Если Америка не претендует на то, чтобы быть мировым жандармом и мировым гегемоном, она претендует на то, чтобы быть мировым лидером. Если же она не претендует на то, чтобы быть глобальным лидером, то претендует на то, чтобы достичь господства на международной арене.

То есть в любом случае их привлекает первая роль, доминирующая. А в каких конкретно формах это будет проявляться, в какой одежде, под управлением консерваторов или демократов – это вопрос вторичный, это представляет собой повестку дня внутриамериканского политического класса. Они сами для себя решают, как тактически им выгодно вести политику глобального доминирования – мягко или жестко – и кто при этом должен находиться у власти. Это подтверждается всем ходом американской истории последних полутора веков. Думаю, что этот импульс никуда не уйдет.

Победив Советский Союз в «холодной войне», США зафиксировали свою доминирующую роль в физически очевидном виде. Что бы ни говорили сейчас наши политики, Советский Союз потерпел самое настоящее поражение в «холодной войне». Меня это не радует – но я вынужден это признать. Впрочем, и у самих победителей не так много поводов для оптимизма, как кажется.

 

У США НЕТ ВОЗМОЖНОСТЕЙ ДЛЯ САМОИЗОЛЯЦИИ

Виталий Аверьянов: Есть ли у США возможность самостоятельно изменить свое позиционирование в мире?

Виталий Третьяков: По опыту СССР мы знаем, что значит быть гегемоном – если не мировым, то хотя бы «полумировым». Мы знаем, как много в этом минусов, которые едва ли перекрываются достоинствами такого положения, исполнения первенствующей роли. Главная проблема в том, что поле для маневра сужено до предела. Если ты заявил себя лидером и идешь более или менее успешно по этому пути, то у тебя нет дороги назад. Нельзя с этой дороги свернуть. Если ты стоишь, к примеру, на пятой позиции на беговой дорожке, то можешь передвинуться на четвертую позицию или на седьмую – с трибуны это мало кто заметит. Но если ты первый, то малейшая ступенька назад, вниз – это поражение, внутренняя моральная травма и другие тяжелые последствия.

Говоря иными словами, для забравшегося на вершину шаг назад – это падение в пропасть. Но и шаг вперед – это тоже путь в пропасть. Самое опасное в мировой политике – это безоглядное лидерство. Потому что когда ты всех обогнал, дальше нет никаких шансов на то, чтобы спокойно отойти в сторону, самоизолироваться. Мы это уже прошли, американцам это сейчас предстоит пройти.

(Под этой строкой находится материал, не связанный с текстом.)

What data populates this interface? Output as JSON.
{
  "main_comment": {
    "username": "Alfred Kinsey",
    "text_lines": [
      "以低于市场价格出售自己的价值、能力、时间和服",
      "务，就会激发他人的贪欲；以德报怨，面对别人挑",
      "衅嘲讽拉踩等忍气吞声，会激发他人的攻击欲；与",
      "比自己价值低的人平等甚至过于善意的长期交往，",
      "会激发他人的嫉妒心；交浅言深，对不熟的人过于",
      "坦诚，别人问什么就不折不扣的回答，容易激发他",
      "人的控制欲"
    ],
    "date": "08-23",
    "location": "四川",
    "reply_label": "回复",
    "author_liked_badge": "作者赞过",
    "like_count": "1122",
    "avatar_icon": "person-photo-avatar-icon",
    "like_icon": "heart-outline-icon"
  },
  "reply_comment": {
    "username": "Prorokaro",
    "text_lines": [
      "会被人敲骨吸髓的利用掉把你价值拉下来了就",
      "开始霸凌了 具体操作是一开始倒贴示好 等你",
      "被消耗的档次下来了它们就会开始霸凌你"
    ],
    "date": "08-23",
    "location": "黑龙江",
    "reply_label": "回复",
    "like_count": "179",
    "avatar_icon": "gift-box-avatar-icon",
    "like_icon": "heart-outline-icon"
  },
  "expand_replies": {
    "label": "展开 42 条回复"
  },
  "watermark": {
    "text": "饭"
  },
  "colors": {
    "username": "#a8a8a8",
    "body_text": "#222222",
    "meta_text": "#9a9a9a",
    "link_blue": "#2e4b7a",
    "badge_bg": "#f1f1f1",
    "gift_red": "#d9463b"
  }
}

Доказательство того, что пути назад нет, – это события, произошедшие в Ираке. Многие говорили руководству США: вы завязнете в Ираке, вам нельзя туда идти. Но они отвечали примерно так: «Есть некоторые резоны в том, что вы говорите, но мы все равно преодолеем препятствия и победим». И вот только сейчас для самих американцев стало очевидно то, о чем весь мир говорил еще три года назад. Они же обсуждают это последние три недели, причем с таким видом, как будто они делают эпохальное открытие. Почему? Не потому, что они тупее других, а о потому, что положение гегемона формирует нечто вроде зашоренности, закрывает обзор назад. Смотришь только вперед и видишь там только светлое будущее.

Конечно же, вопрос о том, рухнет ли американская гегемония, не стоит. Обязательно рухнет. Вопрос стоит о том, в какие сроки, с какими последствиями для остальных участников международной игры, включая Россию, будет снижаться и падать мировое влияние США. Могут ли дать ответ на этот вопрос профессиональные американисты? Здесь неизбежен вопрос об их объективности – ибо американисты ангажированы многими факторами, в том числе своим поклонением Америке либо, напротив, своей нелюбовью и скепсисом по отношению к ней. Сам я не берусь предсказать, как США будут действовать. Либо они соберут манатки и уберутся из Ирака через несколько месяцев, либо растянут этот процесс на годы. Стремительное бегство может казаться неприемлемым для них потому, что в этих условиях велик риск потери военной техники, которая представляет для иракцев большую ценность. Вооружение невозможно вывезти быстро, но иракцам при стремительном бегстве американцев будет очень легко его заблокировать. Если же сильно растянуть процесс вывода войск, то в этот период неизбежно будет усиливаться военное давление на американский контингент. Ситуация усугубляется еще и тем, что в будущем году предстоят президентские выборы.

 

ДЛЯ КИТАЯ НАСТУПИЛ БЛАГОПРИЯТНЫЙ МОМЕНТ

А.Р.: Многие считают, что у США как у мирового гегемона есть «дублер» – Китай. Как скоро он может предъявить свои права?

В.Т.: Главная коллизия в американо-китайских отношениях – это Тайвань. Китай хочет вернуть его себе, а США категорически против. Представим себя на месте китайского руководства. Это, конечно, не так просто, поскольку европейцы мыслят короткими сроками политической жизни, а не тысячелетиями, как китайцы. Но с точки зрения европейского политического мыслителя, следующий год, особенно в предвыборную пору – лучшее время для того, чтобы Китай занял Тайвань. И что будут делать американцы? Невозможно представить, чтобы они перед выборами начали войну за Тайвань. Если бы я был китайским руководителем, и передо мной стояла цель вернуть Тайвань в лоно КНР, то я бы поторопился сделать это в данный период.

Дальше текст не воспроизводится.